Nous arrivons à la nuit tombée chez Jane, elle répond au premier coup de sonnette et nous ouvre sans être étonnée d'avoir devant elle deux inconnus. Elle nous fait entrer en nous demandant :
– Vous m'amenez le colis ?
– Comment savez vous que nous vous amenons un colis ?

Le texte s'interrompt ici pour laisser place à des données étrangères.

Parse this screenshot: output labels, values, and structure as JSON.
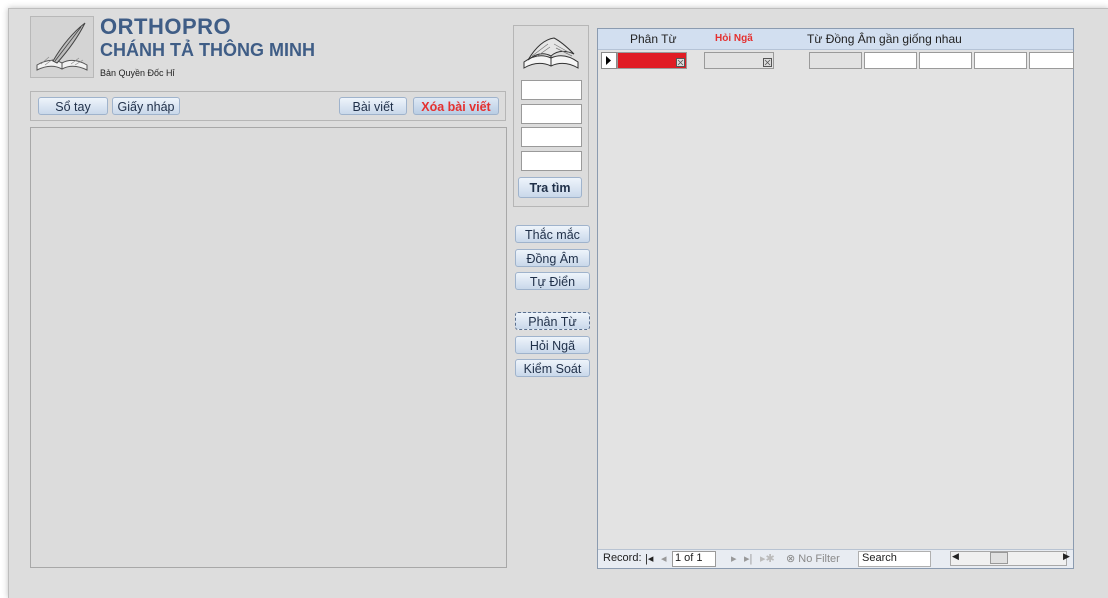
{
  "header": {
    "title": "ORTHOPRO",
    "subtitle": "CHÁNH TẢ THÔNG MINH",
    "copyright": "Bản Quyền Đốc Hỉ"
  },
  "toolbar": {
    "notebook": "Sổ tay",
    "draft": "Giấy nháp",
    "article": "Bài viết",
    "delete_article": "Xóa bài viết"
  },
  "search": {
    "button": "Tra tìm"
  },
  "side_buttons": {
    "questions": "Thắc mắc",
    "homophone": "Đồng Âm",
    "dictionary": "Tự Điển",
    "analyze": "Phân Từ",
    "hoi_nga": "Hỏi Ngã",
    "control": "Kiểm Soát"
  },
  "grid": {
    "columns": {
      "phan_tu": "Phân Từ",
      "hoi_nga": "Hỏi Ngã",
      "dong_am": "Từ Đồng Âm gần giống nhau"
    }
  },
  "record_nav": {
    "label": "Record:",
    "first": "◂",
    "prev": "◂",
    "position": "1 of 1",
    "next": "▸",
    "last": "▸",
    "filter": "No Filter",
    "search": "Search"
  },
  "colors": {
    "title": "#3f5d86",
    "accent_red": "#e5302f",
    "cell_red": "#e01c24"
  }
}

– Depuis quelques temps, plusieurs fois par mois, des inconnus, jamais les mêmes, m'amènent des paquets que d'autres viennent récupérer. Je ne connais ni les premiers ni les seconds, mais chaque fois, ils me donnent une petite somme d'argent qui m'aide à subvenir à mes besoins. Alors !
– Quel laps de temps s'écoule-t- il en général entre le moment du dépôt et le retrait ?
– Toujours quarante huit heures, et le soir vers vingt heures.
– Pour nous, mission accomplie, nous vous souhaitons une très bonne nuit.
Nous primes la route pour rejoindre Valdaqui, Marine me laissant le volant, ayant plusieurs coups de fils à donner afin d'organiser une filature pour connaître le dernier destinataire. Nous arrivèrent au gîte tard, le dîner venant de se terminer. Je fis les présentations, le courant passa immédiatement entre Marine et Marinette, elle allèrent ensemble à la cuisine pour nous préparer un en-cas. Victor, devant l'écran de la télé, occupé à descendre en flammes des hommes bleus, des hommes rouges, des dragons, et toutes autres bestioles apparaissant sur l'écran, ne nous avait pas entendu rentrer. Je m'approchai par derrière en lui mettant les mains sur les yeux et lui demandant :
– Qui c'est ? en déguisant ma voix.
Il se dégagea rapidement, contourna le canapé, se jeta dans mes bras en me disant :
– Pépé, pépé !
Moi qui n'ai pas d'enfant et, évidemment pas de petits enfants, quel bonheur de sentir ce petit bonhomme se blottir dans mes bras. Les gens simples s'émeuvent facilement, j'en eu la larme à l’œil. La nuit était bien avancée, je pris une torche électrique d'une main, Victor de l'autre, et je l'amenai voir Cadichon. Lequel ne dormait pas, il m'avait senti arriver et il sautait de joie. Lorsque je lui donnais la carotte, et reconnut au goût que c'était bien une nantaise, il devint fou de joie et réveilla toute l'écurie.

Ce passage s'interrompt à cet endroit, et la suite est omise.